What are related rates problems?

What are related rates problems?

Related rates problems are word problems where we reason about the rate of change of a quantity by using information we have about the rate of change of another quantity that’s related to it.

How do you find related rates problems?

Let’s use our Problem Solving Strategy to answer the question.

  1. Draw a picture of the physical situation. See the figure.
  2. Write an equation that relates the quantities of interest. A.
  3. Take the derivative with respect to time of both sides of your equation. Remember the chain rule.
  4. Solve for the quantity you’re after.

How do you explain related rates?

Related rates problems involve two (or more) variables that change at the same time, possibly at different rates. If we know how the variables are related, and how fast one of them is changing, then we can figure out how fast the other one is changing.
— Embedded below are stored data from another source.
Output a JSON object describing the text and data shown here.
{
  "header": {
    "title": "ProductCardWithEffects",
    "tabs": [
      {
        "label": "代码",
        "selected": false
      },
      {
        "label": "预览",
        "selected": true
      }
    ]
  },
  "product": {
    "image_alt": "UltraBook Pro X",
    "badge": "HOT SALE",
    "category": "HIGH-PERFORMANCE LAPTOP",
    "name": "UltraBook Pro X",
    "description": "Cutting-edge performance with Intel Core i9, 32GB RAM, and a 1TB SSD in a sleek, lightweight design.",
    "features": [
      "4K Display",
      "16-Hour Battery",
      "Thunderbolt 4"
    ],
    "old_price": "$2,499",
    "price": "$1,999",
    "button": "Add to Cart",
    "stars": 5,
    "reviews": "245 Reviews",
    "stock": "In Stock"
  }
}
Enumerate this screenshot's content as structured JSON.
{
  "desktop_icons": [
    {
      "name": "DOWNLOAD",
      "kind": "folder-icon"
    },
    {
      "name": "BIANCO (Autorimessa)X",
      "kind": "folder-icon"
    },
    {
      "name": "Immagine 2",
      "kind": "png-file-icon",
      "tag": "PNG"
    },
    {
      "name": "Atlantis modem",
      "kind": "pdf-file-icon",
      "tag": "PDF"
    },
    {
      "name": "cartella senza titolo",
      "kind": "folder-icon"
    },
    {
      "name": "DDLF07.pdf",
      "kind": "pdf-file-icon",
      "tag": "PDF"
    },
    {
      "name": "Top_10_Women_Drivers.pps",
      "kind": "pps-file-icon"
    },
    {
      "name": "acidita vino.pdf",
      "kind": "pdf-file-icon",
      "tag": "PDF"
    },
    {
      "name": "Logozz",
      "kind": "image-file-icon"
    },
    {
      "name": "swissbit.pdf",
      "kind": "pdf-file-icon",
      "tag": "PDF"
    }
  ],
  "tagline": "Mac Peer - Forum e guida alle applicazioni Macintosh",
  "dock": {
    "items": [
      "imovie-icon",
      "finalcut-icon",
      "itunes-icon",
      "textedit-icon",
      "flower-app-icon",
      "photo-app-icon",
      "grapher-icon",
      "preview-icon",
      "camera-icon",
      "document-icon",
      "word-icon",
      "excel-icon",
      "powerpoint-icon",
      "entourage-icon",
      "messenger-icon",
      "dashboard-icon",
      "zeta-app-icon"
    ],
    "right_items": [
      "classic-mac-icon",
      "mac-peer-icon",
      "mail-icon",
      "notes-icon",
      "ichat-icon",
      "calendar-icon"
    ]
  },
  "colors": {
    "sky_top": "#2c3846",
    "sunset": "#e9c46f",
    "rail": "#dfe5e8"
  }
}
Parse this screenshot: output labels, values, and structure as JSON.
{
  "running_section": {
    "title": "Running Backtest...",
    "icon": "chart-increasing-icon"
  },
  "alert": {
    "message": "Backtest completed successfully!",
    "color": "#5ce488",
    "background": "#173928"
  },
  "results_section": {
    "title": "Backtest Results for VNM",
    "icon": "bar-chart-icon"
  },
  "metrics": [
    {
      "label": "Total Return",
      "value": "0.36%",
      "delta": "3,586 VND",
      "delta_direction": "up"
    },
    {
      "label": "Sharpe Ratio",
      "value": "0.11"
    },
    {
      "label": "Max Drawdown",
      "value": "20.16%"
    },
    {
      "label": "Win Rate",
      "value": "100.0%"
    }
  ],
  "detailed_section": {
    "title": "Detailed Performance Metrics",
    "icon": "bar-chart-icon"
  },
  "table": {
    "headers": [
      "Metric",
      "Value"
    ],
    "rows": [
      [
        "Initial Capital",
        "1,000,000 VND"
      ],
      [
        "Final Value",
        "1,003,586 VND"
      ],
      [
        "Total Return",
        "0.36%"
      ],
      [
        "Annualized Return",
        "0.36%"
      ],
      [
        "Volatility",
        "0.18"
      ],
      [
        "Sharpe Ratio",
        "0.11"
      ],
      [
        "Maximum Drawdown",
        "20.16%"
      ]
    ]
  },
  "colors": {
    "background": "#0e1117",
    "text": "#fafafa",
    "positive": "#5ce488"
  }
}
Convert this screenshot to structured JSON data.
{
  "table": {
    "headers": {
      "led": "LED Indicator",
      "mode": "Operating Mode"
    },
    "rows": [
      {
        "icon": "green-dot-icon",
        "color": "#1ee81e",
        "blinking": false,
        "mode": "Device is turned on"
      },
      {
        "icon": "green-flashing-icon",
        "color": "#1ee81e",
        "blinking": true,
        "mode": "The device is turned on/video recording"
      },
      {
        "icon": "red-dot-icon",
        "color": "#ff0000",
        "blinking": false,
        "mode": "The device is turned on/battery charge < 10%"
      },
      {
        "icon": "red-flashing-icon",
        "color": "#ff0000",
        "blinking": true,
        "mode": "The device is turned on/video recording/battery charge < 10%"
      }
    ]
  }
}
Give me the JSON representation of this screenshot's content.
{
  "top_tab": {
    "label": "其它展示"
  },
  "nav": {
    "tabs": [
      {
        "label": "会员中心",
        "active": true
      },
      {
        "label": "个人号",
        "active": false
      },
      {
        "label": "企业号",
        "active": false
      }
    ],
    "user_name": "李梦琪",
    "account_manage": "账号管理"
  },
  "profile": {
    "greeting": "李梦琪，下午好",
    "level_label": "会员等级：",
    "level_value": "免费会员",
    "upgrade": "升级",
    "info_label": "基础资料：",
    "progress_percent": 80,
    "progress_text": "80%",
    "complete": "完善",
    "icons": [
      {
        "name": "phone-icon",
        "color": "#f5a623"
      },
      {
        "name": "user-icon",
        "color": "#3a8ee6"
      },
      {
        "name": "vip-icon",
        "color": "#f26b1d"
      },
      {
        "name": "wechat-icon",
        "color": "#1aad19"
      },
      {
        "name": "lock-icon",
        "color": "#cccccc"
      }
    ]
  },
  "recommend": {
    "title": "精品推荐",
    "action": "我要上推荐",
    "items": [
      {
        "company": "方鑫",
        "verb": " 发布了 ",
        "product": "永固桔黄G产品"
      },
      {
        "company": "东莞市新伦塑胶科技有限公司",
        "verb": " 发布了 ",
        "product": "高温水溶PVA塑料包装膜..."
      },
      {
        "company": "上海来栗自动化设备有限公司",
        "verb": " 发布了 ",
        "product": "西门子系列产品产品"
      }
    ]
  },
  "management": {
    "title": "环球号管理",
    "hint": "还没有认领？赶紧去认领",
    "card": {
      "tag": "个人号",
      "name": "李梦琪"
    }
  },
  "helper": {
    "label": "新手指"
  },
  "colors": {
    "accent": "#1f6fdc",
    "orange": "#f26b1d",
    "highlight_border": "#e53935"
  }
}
Why do we need related rates?

Related rates and problems involving related rates take advantage of quantities that are related to each other. Related rates help us determine how fast or how slow a certain quantity is changing using the rate of change of the second quantity.

How important are related rates?

Are there any other types of related rates problems?

There are still many more different kinds of related rates problems out there in the world, but the ones that we’ve worked here should give you a pretty good idea on how to at least start most of the problems that you’re liable to run into.

What are some real-life applications of related rate problems?

Solving related rate problems has many real life applications. For example, a gas tank company might want to know the rate at which a tank is filling up, or an environmentalist might be concerned with the rate at which a certain marshland is flooding. Solving the problems usually involves knowledge of geometry and algebra in addition to calculus.

What is the rate at which R1 and R2 change?

Suppose that R1 R 1 is increasing at a rate of 0.4 Ω Ω /min and R2 R 2 is decreasing at a rate of 0.7 Ω Ω /min. At what rate is R R changing when R1 = 80Ω R 1 = 80 Ω and R2 = 105Ω R 2 = 105 Ω? Okay, unlike the previous problems there really isn’t a whole lot to do here.